Luz Pacheco explica porque deixou a presidência do Tribunal Constitucional

5
0

Luz Pacheco deixou a presidência do TC após desentendimento sobre a gestão de um alto dirigente. (Crédito da imagem: Infobae Perú/Agencia Andina)

O juiz Luz Pacheco Informou que apresentou a sua demissão da presidência do Tribunal Constitucional (TC) por perda de confiança ao diretor responsável pela gestão administrativa da instituição. Em nota, ele disse que a decisão foi tomada depois que a maioria dos juízes optou por manter o dirigente.

Pacheco explicou ainda que sua saída não responde a problemas de saúde nem significa que ele esteja evitando o mais alto intérprete da Constituição. “Penso que é necessário especificar que a minha decisão não se deve a motivos de saúde ou outros, e não significa sair do Tribunal Constitucional”, afirmou num comunicado divulgado pelo TC.

Luz Pacheco, presidente do Tribunal Constitucional. Imagem: TC
Luz Pacheco, presidente do Tribunal Constitucional. Imagem: TC

O juiz explicou que vem se manifestando desde o ano passado perda de confiança ao funcionário em questão e pediu-lhe alívio. Disse, no entanto, que o seu pedido não foi aceite pela maioria da comissão, situação que acabou por motivar a sua decisão de deixar a presidência.

“Desde o ano passado, manifestei a minha falta de confiança neste responsável e levantei a necessidade da sua substituição. Contudo, como este pedido não foi processado e a sua destituição do cargo não foi aceite, decidi permanecer na Presidência até ao dia 31 deste mês”, disse.

Luz Pacheco na cerimônia de abertura da Constituição de 2026. Foto: Andina
Luz Pacheco na cerimônia de abertura da Constituição de 2026. Foto: Andina

Apesar da renúncia ao cargo de presidente da associação, Luz Pacheco confirmou que continuará o seu trabalho como juiz do Tribunal Constitucional. Em seguida, afirmou que mantém o seu compromisso com a proteção da Constituição e com as responsabilidades judiciais do seu cargo.

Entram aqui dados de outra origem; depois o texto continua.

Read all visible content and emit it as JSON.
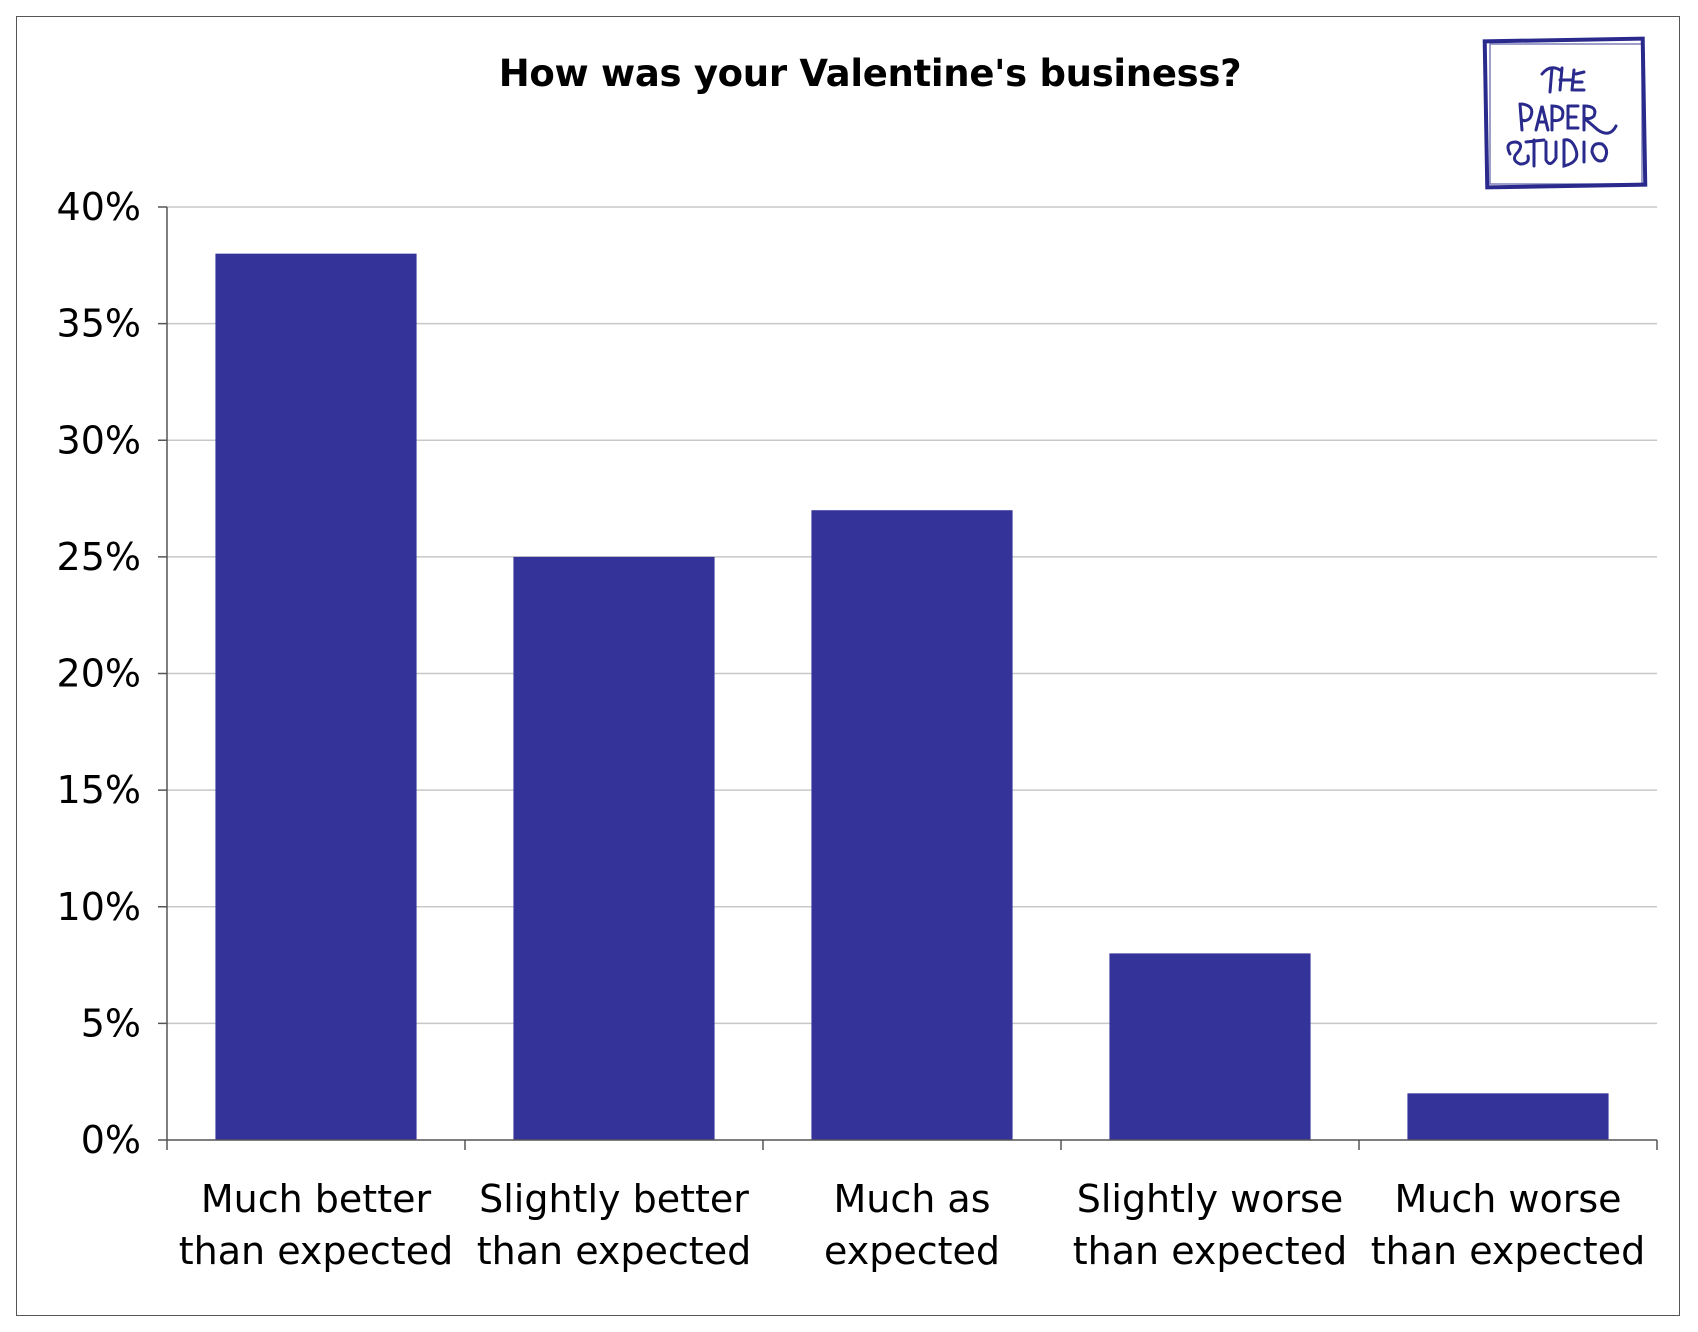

“Vou continuar o meu trabalho como juiz, mantendo o meu compromisso com o país, com a protecção da Constituição e com os deveres exigidos pela função pública”, concluiu o juiz em comunicado oficial.

Ex-militares condenados em Barrios Altos e La Cantuta poderão ver as suas penas comutadas após a decisão do TC. (Foto: Agência Andina)
Ex-militares condenados em Barrios Altos e La Cantuta poderão ver as suas penas comutadas após a decisão do TC. (Foto: Agência Andina)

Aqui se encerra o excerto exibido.